The shows they played in those days were at bigger venues, with excited crowds waiting to hear hits like “Daydream” and “Did You Ever Have to Make up Your Mind.”
Paso Robles resident and former San Jose record store manager Lisa Lien said she was an original fan of The Lovin’ Spoonful and was pleasantly surprised to hear the band is touring again.
“I remember my sister had all their records,” Lien said. “I love all their music.
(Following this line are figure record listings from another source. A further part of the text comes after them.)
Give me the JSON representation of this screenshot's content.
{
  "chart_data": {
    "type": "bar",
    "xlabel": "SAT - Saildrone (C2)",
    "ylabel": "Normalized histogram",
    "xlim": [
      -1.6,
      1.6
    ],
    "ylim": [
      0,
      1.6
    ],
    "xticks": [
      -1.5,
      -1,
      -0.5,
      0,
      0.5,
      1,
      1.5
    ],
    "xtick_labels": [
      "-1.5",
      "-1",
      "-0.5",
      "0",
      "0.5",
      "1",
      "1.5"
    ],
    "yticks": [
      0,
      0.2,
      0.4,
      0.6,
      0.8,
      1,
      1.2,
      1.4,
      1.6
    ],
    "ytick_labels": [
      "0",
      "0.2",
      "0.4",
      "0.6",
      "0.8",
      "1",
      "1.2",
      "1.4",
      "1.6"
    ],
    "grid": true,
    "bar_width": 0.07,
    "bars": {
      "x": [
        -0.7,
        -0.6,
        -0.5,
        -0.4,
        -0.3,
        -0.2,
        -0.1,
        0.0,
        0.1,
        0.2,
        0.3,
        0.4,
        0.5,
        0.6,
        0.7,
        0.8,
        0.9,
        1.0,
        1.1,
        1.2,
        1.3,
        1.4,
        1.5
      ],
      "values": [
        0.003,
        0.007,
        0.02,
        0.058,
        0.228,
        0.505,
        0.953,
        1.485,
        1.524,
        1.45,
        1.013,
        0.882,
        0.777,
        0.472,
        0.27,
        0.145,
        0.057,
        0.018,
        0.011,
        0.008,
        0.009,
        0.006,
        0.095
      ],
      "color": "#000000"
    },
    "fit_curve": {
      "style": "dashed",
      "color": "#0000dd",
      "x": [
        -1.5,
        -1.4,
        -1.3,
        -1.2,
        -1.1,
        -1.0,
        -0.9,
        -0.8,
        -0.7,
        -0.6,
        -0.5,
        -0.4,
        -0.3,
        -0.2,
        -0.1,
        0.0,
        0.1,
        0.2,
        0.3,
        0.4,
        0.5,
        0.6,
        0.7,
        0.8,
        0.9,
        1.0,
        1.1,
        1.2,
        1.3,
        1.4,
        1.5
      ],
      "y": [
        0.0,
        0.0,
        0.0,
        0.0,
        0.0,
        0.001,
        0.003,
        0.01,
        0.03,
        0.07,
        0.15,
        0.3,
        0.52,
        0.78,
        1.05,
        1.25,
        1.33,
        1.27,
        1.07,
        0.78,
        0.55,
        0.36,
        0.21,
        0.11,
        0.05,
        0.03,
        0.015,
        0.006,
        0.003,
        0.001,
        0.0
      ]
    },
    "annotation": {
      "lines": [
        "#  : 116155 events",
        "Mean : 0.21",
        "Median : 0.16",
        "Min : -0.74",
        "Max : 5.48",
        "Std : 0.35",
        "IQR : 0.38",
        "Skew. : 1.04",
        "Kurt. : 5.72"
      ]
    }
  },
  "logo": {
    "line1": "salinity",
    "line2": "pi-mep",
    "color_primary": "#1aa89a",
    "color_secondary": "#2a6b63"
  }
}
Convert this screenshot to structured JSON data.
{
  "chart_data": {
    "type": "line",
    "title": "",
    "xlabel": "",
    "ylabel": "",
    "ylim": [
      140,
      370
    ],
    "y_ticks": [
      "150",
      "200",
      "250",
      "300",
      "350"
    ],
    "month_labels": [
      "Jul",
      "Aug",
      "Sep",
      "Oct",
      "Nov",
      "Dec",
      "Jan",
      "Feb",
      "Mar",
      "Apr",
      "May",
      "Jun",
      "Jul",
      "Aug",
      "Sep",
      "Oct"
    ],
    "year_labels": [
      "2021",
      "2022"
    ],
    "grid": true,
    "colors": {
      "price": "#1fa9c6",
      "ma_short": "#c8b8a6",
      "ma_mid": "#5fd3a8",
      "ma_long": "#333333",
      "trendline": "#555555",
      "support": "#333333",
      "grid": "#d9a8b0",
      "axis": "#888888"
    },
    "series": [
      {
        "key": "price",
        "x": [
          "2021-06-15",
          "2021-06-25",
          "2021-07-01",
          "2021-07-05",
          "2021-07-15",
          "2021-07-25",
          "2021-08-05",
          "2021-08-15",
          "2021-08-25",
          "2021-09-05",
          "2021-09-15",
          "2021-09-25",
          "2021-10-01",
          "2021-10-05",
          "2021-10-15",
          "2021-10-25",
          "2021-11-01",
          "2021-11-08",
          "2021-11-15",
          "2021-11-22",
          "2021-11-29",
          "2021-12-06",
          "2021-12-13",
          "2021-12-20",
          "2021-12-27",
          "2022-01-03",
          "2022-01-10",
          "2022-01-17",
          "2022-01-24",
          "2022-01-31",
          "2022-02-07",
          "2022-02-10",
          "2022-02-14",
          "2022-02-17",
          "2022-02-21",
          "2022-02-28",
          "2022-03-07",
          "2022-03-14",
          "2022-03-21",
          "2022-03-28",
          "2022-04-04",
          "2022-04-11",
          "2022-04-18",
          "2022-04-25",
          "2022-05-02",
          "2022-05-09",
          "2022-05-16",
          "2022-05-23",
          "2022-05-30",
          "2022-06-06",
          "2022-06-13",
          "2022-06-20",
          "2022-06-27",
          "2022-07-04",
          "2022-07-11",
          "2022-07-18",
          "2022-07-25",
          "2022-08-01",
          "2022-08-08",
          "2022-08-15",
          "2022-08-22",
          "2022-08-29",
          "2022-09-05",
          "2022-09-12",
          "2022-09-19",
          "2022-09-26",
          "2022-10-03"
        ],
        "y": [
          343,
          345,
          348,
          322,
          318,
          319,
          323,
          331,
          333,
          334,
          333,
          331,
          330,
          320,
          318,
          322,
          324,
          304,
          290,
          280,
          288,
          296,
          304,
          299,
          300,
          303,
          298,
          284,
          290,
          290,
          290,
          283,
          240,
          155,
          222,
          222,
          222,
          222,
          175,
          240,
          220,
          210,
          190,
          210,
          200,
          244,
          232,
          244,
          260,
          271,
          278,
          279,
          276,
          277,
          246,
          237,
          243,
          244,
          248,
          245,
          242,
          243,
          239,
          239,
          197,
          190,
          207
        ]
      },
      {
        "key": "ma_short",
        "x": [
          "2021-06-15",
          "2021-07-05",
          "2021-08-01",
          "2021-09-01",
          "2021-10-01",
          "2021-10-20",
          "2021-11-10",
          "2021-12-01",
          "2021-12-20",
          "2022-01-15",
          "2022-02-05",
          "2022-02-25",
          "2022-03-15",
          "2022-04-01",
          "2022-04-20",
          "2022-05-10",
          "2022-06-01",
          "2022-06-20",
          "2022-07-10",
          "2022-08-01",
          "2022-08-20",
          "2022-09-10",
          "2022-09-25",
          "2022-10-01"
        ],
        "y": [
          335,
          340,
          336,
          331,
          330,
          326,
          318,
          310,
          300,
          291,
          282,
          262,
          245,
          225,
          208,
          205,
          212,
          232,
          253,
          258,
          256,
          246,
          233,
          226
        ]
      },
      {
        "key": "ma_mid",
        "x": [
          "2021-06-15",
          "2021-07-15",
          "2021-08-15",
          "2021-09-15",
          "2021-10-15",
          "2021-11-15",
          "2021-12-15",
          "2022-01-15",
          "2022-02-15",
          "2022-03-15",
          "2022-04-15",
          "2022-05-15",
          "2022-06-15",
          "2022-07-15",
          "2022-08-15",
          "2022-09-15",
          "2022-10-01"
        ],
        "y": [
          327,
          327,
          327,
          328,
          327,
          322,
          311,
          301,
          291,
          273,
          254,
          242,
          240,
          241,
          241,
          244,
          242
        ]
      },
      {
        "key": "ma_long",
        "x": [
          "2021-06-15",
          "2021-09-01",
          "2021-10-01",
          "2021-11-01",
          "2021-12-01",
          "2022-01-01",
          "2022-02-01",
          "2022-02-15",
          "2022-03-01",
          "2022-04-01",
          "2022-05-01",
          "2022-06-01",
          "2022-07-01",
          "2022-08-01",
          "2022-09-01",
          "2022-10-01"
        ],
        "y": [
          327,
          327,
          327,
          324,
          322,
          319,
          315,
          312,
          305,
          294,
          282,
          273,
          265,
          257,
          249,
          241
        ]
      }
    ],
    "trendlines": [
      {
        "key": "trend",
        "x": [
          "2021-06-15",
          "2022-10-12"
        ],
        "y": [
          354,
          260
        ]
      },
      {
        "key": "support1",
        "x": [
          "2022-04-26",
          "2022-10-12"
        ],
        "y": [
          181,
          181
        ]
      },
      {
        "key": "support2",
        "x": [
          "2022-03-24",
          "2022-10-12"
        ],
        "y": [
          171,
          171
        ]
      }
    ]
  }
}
It brings back a lot of memories.”
Although the vibe of current shows is different from tours in the ‘60s, the band is still enjoyable, Boone said.
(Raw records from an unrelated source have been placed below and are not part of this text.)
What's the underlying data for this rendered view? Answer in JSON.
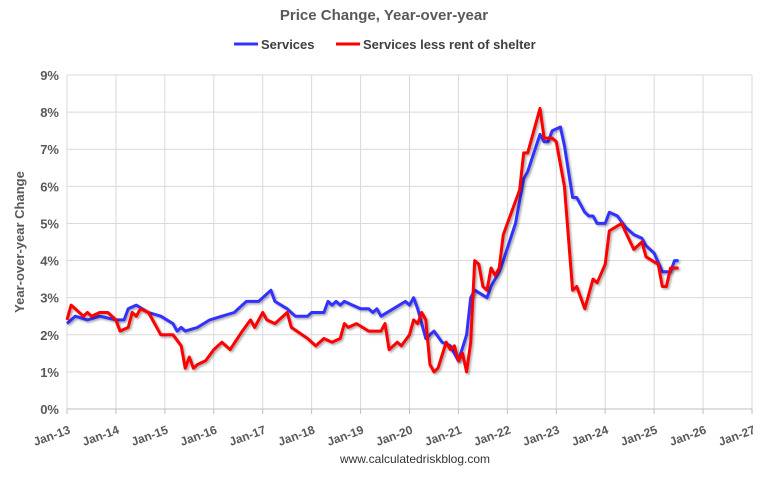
{
  "chart_data": {
    "type": "line",
    "title": "Price Change, Year-over-year",
    "ylabel": "Year-over-year Change",
    "xlabel": "",
    "ylim": [
      0,
      9
    ],
    "yticks": [
      "0%",
      "1%",
      "2%",
      "3%",
      "4%",
      "5%",
      "6%",
      "7%",
      "8%",
      "9%"
    ],
    "xlim": [
      "2013-01",
      "2027-01"
    ],
    "xticks": [
      "Jan-13",
      "Jan-14",
      "Jan-15",
      "Jan-16",
      "Jan-17",
      "Jan-18",
      "Jan-19",
      "Jan-20",
      "Jan-21",
      "Jan-22",
      "Jan-23",
      "Jan-24",
      "Jan-25",
      "Jan-26",
      "Jan-27"
    ],
    "grid": true,
    "legend_position": "top",
    "watermark": "www.calculatedriskblog.com",
    "series": [
      {
        "name": "Services",
        "color": "#3333ff",
        "points": [
          [
            "2013-01",
            2.3
          ],
          [
            "2013-03",
            2.5
          ],
          [
            "2013-06",
            2.4
          ],
          [
            "2013-09",
            2.5
          ],
          [
            "2014-01",
            2.4
          ],
          [
            "2014-03",
            2.4
          ],
          [
            "2014-04",
            2.7
          ],
          [
            "2014-06",
            2.8
          ],
          [
            "2014-09",
            2.6
          ],
          [
            "2014-12",
            2.5
          ],
          [
            "2015-03",
            2.3
          ],
          [
            "2015-04",
            2.1
          ],
          [
            "2015-05",
            2.2
          ],
          [
            "2015-06",
            2.1
          ],
          [
            "2015-09",
            2.2
          ],
          [
            "2015-12",
            2.4
          ],
          [
            "2016-03",
            2.5
          ],
          [
            "2016-06",
            2.6
          ],
          [
            "2016-09",
            2.9
          ],
          [
            "2016-12",
            2.9
          ],
          [
            "2017-01",
            3.0
          ],
          [
            "2017-03",
            3.2
          ],
          [
            "2017-04",
            2.9
          ],
          [
            "2017-07",
            2.7
          ],
          [
            "2017-09",
            2.5
          ],
          [
            "2017-12",
            2.5
          ],
          [
            "2018-01",
            2.6
          ],
          [
            "2018-04",
            2.6
          ],
          [
            "2018-05",
            2.9
          ],
          [
            "2018-06",
            2.8
          ],
          [
            "2018-07",
            2.9
          ],
          [
            "2018-08",
            2.8
          ],
          [
            "2018-09",
            2.9
          ],
          [
            "2018-11",
            2.8
          ],
          [
            "2019-01",
            2.7
          ],
          [
            "2019-03",
            2.7
          ],
          [
            "2019-04",
            2.6
          ],
          [
            "2019-05",
            2.7
          ],
          [
            "2019-06",
            2.5
          ],
          [
            "2019-09",
            2.7
          ],
          [
            "2019-12",
            2.9
          ],
          [
            "2020-01",
            2.8
          ],
          [
            "2020-02",
            3.0
          ],
          [
            "2020-03",
            2.7
          ],
          [
            "2020-05",
            1.9
          ],
          [
            "2020-07",
            2.1
          ],
          [
            "2020-09",
            1.8
          ],
          [
            "2020-11",
            1.7
          ],
          [
            "2021-01",
            1.3
          ],
          [
            "2021-03",
            2.0
          ],
          [
            "2021-04",
            3.0
          ],
          [
            "2021-05",
            3.2
          ],
          [
            "2021-08",
            3.0
          ],
          [
            "2021-09",
            3.3
          ],
          [
            "2021-11",
            3.7
          ],
          [
            "2021-12",
            4.0
          ],
          [
            "2022-03",
            5.0
          ],
          [
            "2022-05",
            6.2
          ],
          [
            "2022-06",
            6.4
          ],
          [
            "2022-09",
            7.4
          ],
          [
            "2022-10",
            7.2
          ],
          [
            "2022-11",
            7.2
          ],
          [
            "2022-12",
            7.5
          ],
          [
            "2023-02",
            7.6
          ],
          [
            "2023-03",
            7.1
          ],
          [
            "2023-05",
            5.7
          ],
          [
            "2023-06",
            5.7
          ],
          [
            "2023-08",
            5.3
          ],
          [
            "2023-09",
            5.2
          ],
          [
            "2023-10",
            5.2
          ],
          [
            "2023-11",
            5.0
          ],
          [
            "2024-01",
            5.0
          ],
          [
            "2024-02",
            5.3
          ],
          [
            "2024-04",
            5.2
          ],
          [
            "2024-06",
            4.9
          ],
          [
            "2024-08",
            4.7
          ],
          [
            "2024-10",
            4.6
          ],
          [
            "2024-11",
            4.4
          ],
          [
            "2025-01",
            4.2
          ],
          [
            "2025-03",
            3.7
          ],
          [
            "2025-05",
            3.7
          ],
          [
            "2025-06",
            4.0
          ],
          [
            "2025-07",
            4.0
          ]
        ]
      },
      {
        "name": "Services less rent of shelter",
        "color": "#ff0000",
        "points": [
          [
            "2013-01",
            2.4
          ],
          [
            "2013-02",
            2.8
          ],
          [
            "2013-03",
            2.7
          ],
          [
            "2013-05",
            2.5
          ],
          [
            "2013-06",
            2.6
          ],
          [
            "2013-07",
            2.5
          ],
          [
            "2013-09",
            2.6
          ],
          [
            "2013-11",
            2.6
          ],
          [
            "2014-01",
            2.4
          ],
          [
            "2014-02",
            2.1
          ],
          [
            "2014-04",
            2.2
          ],
          [
            "2014-05",
            2.6
          ],
          [
            "2014-06",
            2.5
          ],
          [
            "2014-07",
            2.7
          ],
          [
            "2014-09",
            2.6
          ],
          [
            "2014-12",
            2.0
          ],
          [
            "2015-03",
            2.0
          ],
          [
            "2015-05",
            1.7
          ],
          [
            "2015-06",
            1.1
          ],
          [
            "2015-07",
            1.4
          ],
          [
            "2015-08",
            1.1
          ],
          [
            "2015-09",
            1.2
          ],
          [
            "2015-11",
            1.3
          ],
          [
            "2016-01",
            1.6
          ],
          [
            "2016-03",
            1.8
          ],
          [
            "2016-05",
            1.6
          ],
          [
            "2016-08",
            2.1
          ],
          [
            "2016-10",
            2.4
          ],
          [
            "2016-11",
            2.2
          ],
          [
            "2017-01",
            2.6
          ],
          [
            "2017-02",
            2.4
          ],
          [
            "2017-04",
            2.3
          ],
          [
            "2017-07",
            2.6
          ],
          [
            "2017-08",
            2.2
          ],
          [
            "2017-12",
            1.9
          ],
          [
            "2018-02",
            1.7
          ],
          [
            "2018-04",
            1.9
          ],
          [
            "2018-06",
            1.8
          ],
          [
            "2018-08",
            1.9
          ],
          [
            "2018-09",
            2.3
          ],
          [
            "2018-10",
            2.2
          ],
          [
            "2018-12",
            2.3
          ],
          [
            "2019-03",
            2.1
          ],
          [
            "2019-06",
            2.1
          ],
          [
            "2019-07",
            2.3
          ],
          [
            "2019-08",
            1.6
          ],
          [
            "2019-10",
            1.8
          ],
          [
            "2019-11",
            1.7
          ],
          [
            "2020-01",
            2.0
          ],
          [
            "2020-02",
            2.4
          ],
          [
            "2020-03",
            2.3
          ],
          [
            "2020-04",
            2.6
          ],
          [
            "2020-05",
            2.4
          ],
          [
            "2020-06",
            1.2
          ],
          [
            "2020-07",
            1.0
          ],
          [
            "2020-08",
            1.1
          ],
          [
            "2020-10",
            1.8
          ],
          [
            "2020-11",
            1.6
          ],
          [
            "2020-12",
            1.7
          ],
          [
            "2021-01",
            1.3
          ],
          [
            "2021-02",
            1.5
          ],
          [
            "2021-03",
            1.0
          ],
          [
            "2021-04",
            1.8
          ],
          [
            "2021-05",
            4.0
          ],
          [
            "2021-06",
            3.9
          ],
          [
            "2021-07",
            3.3
          ],
          [
            "2021-08",
            3.2
          ],
          [
            "2021-09",
            3.8
          ],
          [
            "2021-10",
            3.6
          ],
          [
            "2021-11",
            3.8
          ],
          [
            "2021-12",
            4.7
          ],
          [
            "2022-04",
            5.9
          ],
          [
            "2022-05",
            6.9
          ],
          [
            "2022-06",
            6.9
          ],
          [
            "2022-09",
            8.1
          ],
          [
            "2022-10",
            7.3
          ],
          [
            "2022-12",
            7.3
          ],
          [
            "2023-01",
            7.2
          ],
          [
            "2023-03",
            6.0
          ],
          [
            "2023-05",
            3.2
          ],
          [
            "2023-06",
            3.3
          ],
          [
            "2023-08",
            2.7
          ],
          [
            "2023-10",
            3.5
          ],
          [
            "2023-11",
            3.4
          ],
          [
            "2024-01",
            3.9
          ],
          [
            "2024-02",
            4.8
          ],
          [
            "2024-05",
            5.0
          ],
          [
            "2024-08",
            4.3
          ],
          [
            "2024-10",
            4.5
          ],
          [
            "2024-11",
            4.1
          ],
          [
            "2025-02",
            3.9
          ],
          [
            "2025-03",
            3.3
          ],
          [
            "2025-04",
            3.3
          ],
          [
            "2025-05",
            3.8
          ],
          [
            "2025-07",
            3.8
          ]
        ]
      }
    ]
  }
}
“The audiences seem to really enjoy hearing the songs that we created 40-some years earlier,” Boone said. “Touring is just as fun or maybe even more fun, especially since the equipment and sound systems are a lot better than they were in the ‘60s.”
The band separated in 1969 because of a dispute with its record company, but even during the break from The Lovin’ Spoonful, the band members continued their involvement with music.
In addition to being a producer, Boone fulfilled his lifelong dream of living on a sailboat, never leaving music behind.
“Even when I was living on the sailboat, I wrote music and played at a club in The Virgin Islands,” he said.
The Lovin’ Spoonful’s lead vocals and guitarist Joe Butler landed lead roles in Broadway productions and appeared in movies.
Jerry Yester, also on lead vocals and guitar, performed with other groups and produced music as well.
After the band made a deal with its record company in 1991, original members Yester and Butler, along with Boone, decided to get the band together again.
This time, they are joined by new members Mike Arturi and Phil Smith.
Central Coast ‘60s rock ‘n’ roll cover band Unfinished Business will open for The Lovin’ Spoonful at SLO Brewing Co.
When Unfinished Business heard that The Lovin’ Spoonful was playing in San Luis Obispo, the band thought it would be the perfect fit.
“We’re excited about it,” said Ed Miller, lead guitar and vocals for Unfinished Business. “We would love to see more bands from that era come through.”
Miller said they are fans of The Lovin’ Spoonful — Unfinished Business even plays its hit “Summer in the City” in its shows.
And Miller said, although it is arguable, the band considers ‘60s rock ‘n’ roll to be the best music of all time.
Tickets can be bought for those 21 and older from SLO Brewing Co. for $26 in advance and $28 at the door. Tickets can also be purchased at Boo Boo Records for $29.